Here, defendants have each demonstrated a prima facie entitlement to judgment as a matter of law by the submission of deposition testimony demonstrating that they procured the specific insurance coverage requested by the insured, Motorvations ( see Femia v. Graphic Arts Mut ins Co, 100 AD3d 954, 955 [2nd Dept 2012] ). Moreover, neither Motorvations nor plaintiff ever requested that Cog–Net be named an additional insured in the property damage endorsement ( see Axis Constr Corp v. O'Brien Agency, Inc, 87 AD3d at 1093;Verbert v. Garcia, 63 AD3d 1149 [2nd Dept 2009]; Loevner v. Sullivan & Strauss Agency, Inc., 35 AD3d 392, 394 [2nd Dept 2006] ). Therefore, there was no reason for either RPM or Travelers to anticipate a desire or the need for such inclusive coverage. Moreover, plaintiff failed to demonstrate any triable issue of fact that it had a special relationship with either defendant ( compare South Bay Cardiovascular Assoc v. SCS Agency, Inc, ––– AD3d ––––, 2013 N.Y. Slip Op 2564 [2nd Dept] ) or that there was more than the standard “consumer-agent insurance placement relationship” between plaintiff and either of them (Murphy v. Kuhn, 90 N.Y.2d 266, 271 [1997] ).

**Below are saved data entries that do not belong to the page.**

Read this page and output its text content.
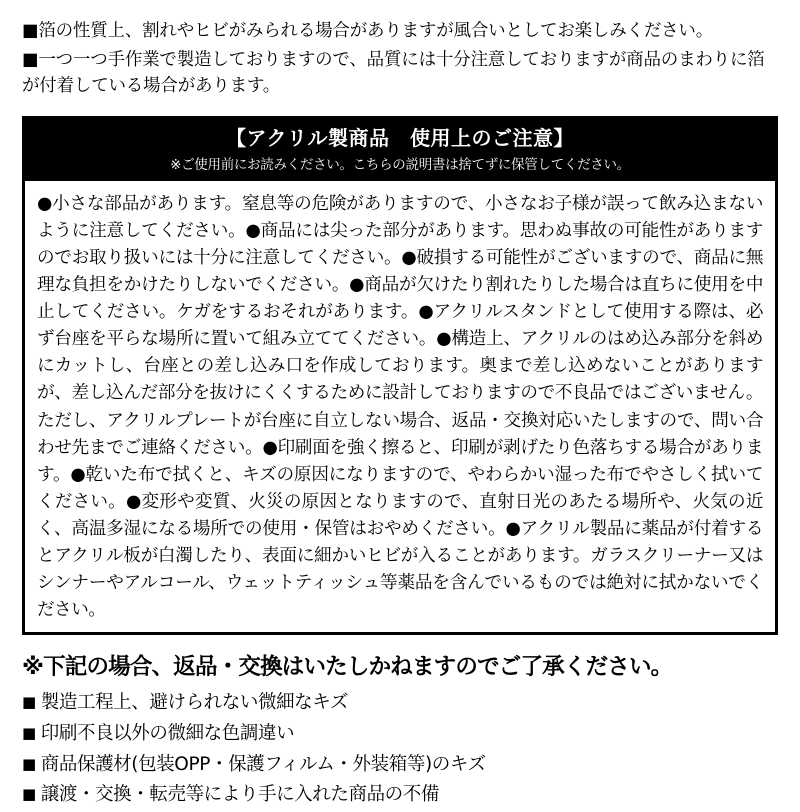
■箔の性質上、割れやヒビがみられる場合がありますが風合いとしてお楽しみください。

■一つ一つ手作業で製造しておりますので、品質には十分注意しておりますが商品のまわりに箔が付着している場合があります。

【アクリル製商品　使用上のご注意】
※ご使用前にお読みください。こちらの説明書は捨てずに保管してください。
●小さな部品があります。窒息等の危険がありますので、小さなお子様が誤って飲み込まないように注意してください。●商品には尖った部分があります。思わぬ事故の可能性がありますのでお取り扱いには十分に注意してください。●破損する可能性がございますので、商品に無理な負担をかけたりしないでください。●商品が欠けたり割れたりした場合は直ちに使用を中止してください。ケガをするおそれがあります。●アクリルスタンドとして使用する際は、必ず台座を平らな場所に置いて組み立ててください。●構造上、アクリルのはめ込み部分を斜めにカットし、台座との差し込み口を作成しております。奥まで差し込めないことがありますが、差し込んだ部分を抜けにくくするために設計しておりますので不良品ではございません。ただし、アクリルプレートが台座に自立しない場合、返品・交換対応いたしますので、問い合わせ先までご連絡ください。●印刷面を強く擦ると、印刷が剥げたり色落ちする場合があります。●乾いた布で拭くと、キズの原因になりますので、やわらかい湿った布でやさしく拭いてください。●変形や変質、火災の原因となりますので、直射日光のあたる場所や、火気の近く、高温多湿になる場所での使用・保管はおやめください。●アクリル製品に薬品が付着するとアクリル板が白濁したり、表面に細かいヒビが入ることがあります。ガラスクリーナー又はシンナーやアルコール、ウェットティッシュ等薬品を含んでいるものでは絶対に拭かないでください。
※下記の場合、返品・交換はいたしかねますのでご了承ください。
■ 製造工程上、避けられない微細なキズ
■ 印刷不良以外の微細な色調違い
■ 商品保護材(包装OPP・保護フィルム・外装箱等)のキズ
■ 譲渡・交換・転売等により手に入れた商品の不備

With regard to the cause of action seeking reformation of the policy on the ground of mutual mistake, plaintiff failed to refute RPM's and Travelers' deposition testimony that Travelers does not insure building owners as additional insureds under a tenant's policy covering property losses, and consequently, could not have intended to provide said coverage to Cog–Net ( see Portnoy v. Allstate Indem Co, 82 AD3d 1196, 1198 [2nd Dept 2011] ). Additionally, plaintiff cannot seek damages from RPM for its failure to procure such a policy. Assuming arguendo that RPM was negligent, it breached a duty owed to Motorvations, not Cog–Net ( see American Ref–Fuel Co of Hempstead v. Resource Recycling, 248 A.D.2d 420, 424 [2nd Dept 1998] ). In any event, since the subject policy was in effect for at least four years prior to the loss for which coverage is sought, and was repeatedly renewed as originally written, Cog–Net and Motorvations are “conclusively presumed to have read and assented to [its] terms” (Portnoy v. Allstate Indem Co, 82 AD3d at 1198 [citations and internal quotation marks omitted] ). Under these circumstances, plaintiff has failed to demonstrate the existence of any triable issue of fact on any of its claims.
Accordingly, it is hereby:
ORDERED that defendants' motion and cross motion for summary judgment are granted; and it is further
ORDERED that the complaint is dismissed; and it is further
ORDERED that the Clerk enter judgment and mark his records accordingly.